211. Memorandum From Acting Secretary of State Smith to President Eisenhower1
Ambassador Henderson has personally written several despatches giving his own analysis of trends in Iran and of recent conversations with the Iranian Foreign Minister and other officials. I have made the following extract of the most important paragraphs of these despatches. I believe they are a very accurate expression of the situation and national state of mind in Iran, so accurate in fact that I suggest you read them.
“On the one hand the Iranian press as well as most Iranians capable of expression condemn in principle foreign interference in Iran. On the other hand relatively few politically conscious Iranians really believe that it is possible for a power like the United States to refrain from interference in Iran. Most Iranian politicians friendly to the West would welcome secret American intervention which might assist them in attaining their individual or group political ambitions and are inclined to believe in the absence of United States interference on their behalf that the United States must be supporting rival politicians.

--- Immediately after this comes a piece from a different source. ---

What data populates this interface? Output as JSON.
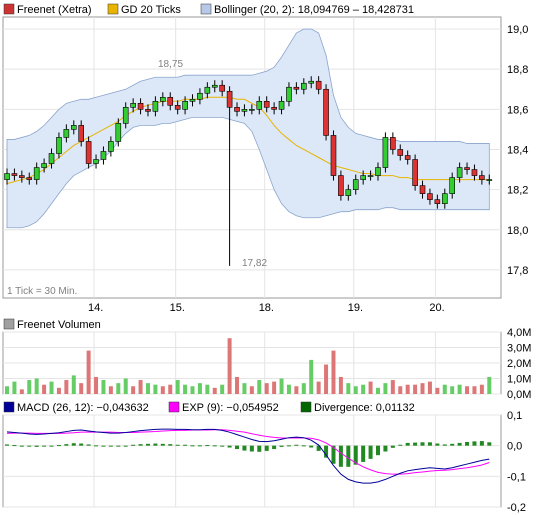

“Iranian distrust of foreigners is so intense that it is not difficult to stimulate resentment against any foreigners engaged in activities in Iran even though these activities are clearly beneficial to Iran. Therefore, the more American nationals there are in Iran and the more energetic and conspicuous these Americans are, the easier it is for various Iranian elements who dislike the presence of Americans or who wish to create difficulties between the United States and Iran to incite Iranians to violence against United States citizens in Iran. It is only fair to the Prime Minister to point out that undoubtedly one of the reasons why he has been so anxious that a minimum amount of publicity be given to activities, beneficial though they may be to Iran, of the so-called American military advisers and of TCI personnel is his awareness that the more attention that is attracted to the activities of these American nationals the more susceptible the Iranian people in general are likely to be to appeals to throw the Americans out of the country. It is difficult, of course, for the average American to understand the lack of appreciation of the Iranian public of disinterested efforts made by individual American nationals in Iran for the benefit of Iran. There are historical and psychological reasons for this phenomenon which I shall not attempt to set forth in this despatch. Nevertheless those in the United States who are inclined to believe that [Page 575] a mere increase in publicity of efforts of Americans in Iran to assist Iran will contribute to a solution of some of the problems which we are facing here at the present time should not overlook the fact that there are extremely important psychological differences between the public mind of Iran and that of the United States.
“The frustrations of practically all sections of the Iranian public, including those supporting as well as those opposing Dr. Mosadeq, as they note the deteriorating conditions of the country fan the embers of xenophobia. Only those sympathetic to the Soviet Union and to international communism have reason to be pleased at what is taking place in Iran.”